Eight or nine years ago, Alpert reached out to his friend and an ex-president of IHRSA, Julie Main. Prior to dying of cancer in 2009, Main had designed the Cancer Well-fit program. “At an IHRSA convention years and years ago, I brought my wellness director with me, and I asked Julie if she would mind if we put a program together like hers at Claremont. We put together our Living Well After Cancer program.
“As of March 1, [2014] … we have put almost 600 women and their families through this free program. It’s been an amazing program and changed a lot of lives … We are the first Project Walk franchise in the world. We opened February 1, 2013. We opened with 17 full-time spinal injured clients. We ended the first year with 40 full-time spinal cord injured clients and Augie Nieto, our first client with Lou Gehrig’s Disease, ALS.”
For Alpert, what differentiates The Claremont Club from any other club in the country is the philosophy focused on changing lives. “They do it with people that could never afford to walk through the front doors of our club,” he explained. “We’re not doing it to run to the bank, we’re doing it to save lives and change people’s lives. In doing so we are teaching citizenship to young boys and girls, we’re making our communities healthier and better, and I think we are building a reputation within our staff as the employer of choice in our community, and as the club of choice because we are on 18 acres and have all the bells and whistles.”

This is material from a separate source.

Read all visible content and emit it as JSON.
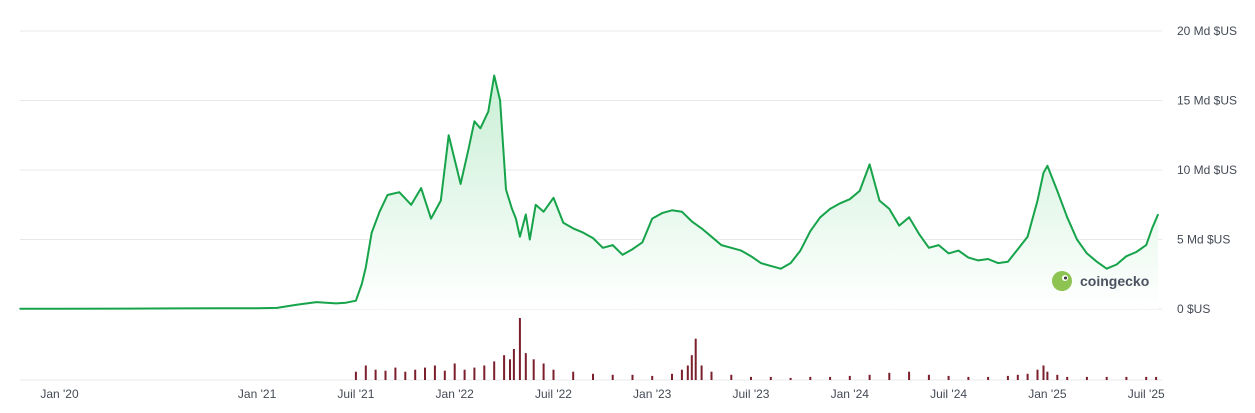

For Alpert, The Claremont Club has come a long way in his 16 and a half years as CEO and president. He has established a management team that is more interested in changing lives and growing the business than it is about itself, he has founded respective programs that could help bridge the gap between medicine and fitness, and he has designed one of the most well-respected clubs in the world.
It has been a long journey for the boy from Southern California that always wanted to be in fitness. In the end, Alpert finally found his place and discovered amazing success in his role at The Claremont Club.